Bringing this full circle, Google says Starovikov is among the two operators of the Glupteba botnet:
The duvet web page for Google’s lawsuit in opposition to the alleged Glupteba botnet operators.
Mr. Starovikov didn’t reply to requests for remark. However attorneys for Starovikov and his co-defendant final month filed a response to Google’s criticism within the Southern District of New York, denying (PDF) their purchasers had any information of the scheme.
Regardless of the entire disruption brought on by Google’s authorized and technical meddling, AWM continues to be round and practically as wholesome as ever, though the service has been branded with a brand new identify and there are doubtful claims of latest house owners. Promoting buyer plans starting from $50 a day to almost $700 for “VIP entry,” AWM Proxy says its malware has been operating on roughly 175,000 methods worldwide over the past 24 hours, and that roughly 65,000 of those methods are presently on-line.

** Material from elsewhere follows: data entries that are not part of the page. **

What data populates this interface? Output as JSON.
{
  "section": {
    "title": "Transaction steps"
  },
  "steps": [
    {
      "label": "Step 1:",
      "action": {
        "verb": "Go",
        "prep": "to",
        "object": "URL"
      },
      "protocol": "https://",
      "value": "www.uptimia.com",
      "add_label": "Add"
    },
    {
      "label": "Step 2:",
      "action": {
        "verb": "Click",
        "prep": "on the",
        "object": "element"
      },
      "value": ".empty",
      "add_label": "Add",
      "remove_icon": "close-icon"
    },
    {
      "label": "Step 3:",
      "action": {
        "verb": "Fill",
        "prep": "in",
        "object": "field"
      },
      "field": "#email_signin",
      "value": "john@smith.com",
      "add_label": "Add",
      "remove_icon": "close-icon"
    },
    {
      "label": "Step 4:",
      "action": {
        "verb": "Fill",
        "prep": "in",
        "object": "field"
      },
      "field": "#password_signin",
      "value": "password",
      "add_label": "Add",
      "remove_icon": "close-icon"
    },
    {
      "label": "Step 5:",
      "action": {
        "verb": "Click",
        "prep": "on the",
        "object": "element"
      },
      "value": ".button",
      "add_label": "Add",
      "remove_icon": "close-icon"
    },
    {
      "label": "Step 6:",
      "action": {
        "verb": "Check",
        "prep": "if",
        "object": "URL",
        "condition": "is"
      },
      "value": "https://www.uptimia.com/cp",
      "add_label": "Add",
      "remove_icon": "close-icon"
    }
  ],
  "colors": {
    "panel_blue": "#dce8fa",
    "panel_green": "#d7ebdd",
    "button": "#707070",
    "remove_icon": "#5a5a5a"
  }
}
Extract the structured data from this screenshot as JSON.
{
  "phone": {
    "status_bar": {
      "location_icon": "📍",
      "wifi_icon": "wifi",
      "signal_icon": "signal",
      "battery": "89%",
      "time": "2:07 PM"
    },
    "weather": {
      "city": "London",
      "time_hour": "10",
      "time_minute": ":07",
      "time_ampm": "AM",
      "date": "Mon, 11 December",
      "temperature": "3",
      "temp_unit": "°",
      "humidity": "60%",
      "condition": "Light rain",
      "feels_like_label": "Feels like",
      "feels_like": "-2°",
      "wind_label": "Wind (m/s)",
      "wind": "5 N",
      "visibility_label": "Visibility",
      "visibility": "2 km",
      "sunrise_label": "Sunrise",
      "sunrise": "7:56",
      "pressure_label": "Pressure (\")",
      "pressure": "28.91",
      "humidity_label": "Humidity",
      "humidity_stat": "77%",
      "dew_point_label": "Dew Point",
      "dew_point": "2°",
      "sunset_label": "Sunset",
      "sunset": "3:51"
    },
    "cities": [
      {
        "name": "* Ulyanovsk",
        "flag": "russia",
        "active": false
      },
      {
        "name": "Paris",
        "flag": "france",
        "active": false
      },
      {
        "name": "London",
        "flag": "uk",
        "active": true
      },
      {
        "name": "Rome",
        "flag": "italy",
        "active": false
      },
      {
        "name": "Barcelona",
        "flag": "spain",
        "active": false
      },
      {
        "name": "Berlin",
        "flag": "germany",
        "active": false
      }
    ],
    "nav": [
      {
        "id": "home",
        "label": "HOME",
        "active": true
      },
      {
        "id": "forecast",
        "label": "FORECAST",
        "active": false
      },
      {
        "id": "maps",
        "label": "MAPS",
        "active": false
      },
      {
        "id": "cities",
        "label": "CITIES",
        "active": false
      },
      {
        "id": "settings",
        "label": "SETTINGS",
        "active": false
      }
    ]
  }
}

AWM Proxy, because it exists at this time.
In the meantime, the directors of RSOCKS lately alerted prospects that the service and any unspent balances will quickly be migrated over to a brand new location.
Many individuals appear to equate spending time, cash and energy to analyze and prosecute cybercriminals with the largely failed warfare on medicine, that means there may be an countless provide of up-and-coming crooks who will all the time fill in any gaps within the workforce each time cybercriminals face justice.
Whereas that could be true for a lot of low-level cyber thieves at this time, investigations like these present as soon as once more how small the cybercriminal underground actually is. It additionally reveals the way it makes a substantial amount of sense to focus efforts on concentrating on and disrupting the comparatively small variety of established hackers who stay the true pressure multipliers of cybercrime.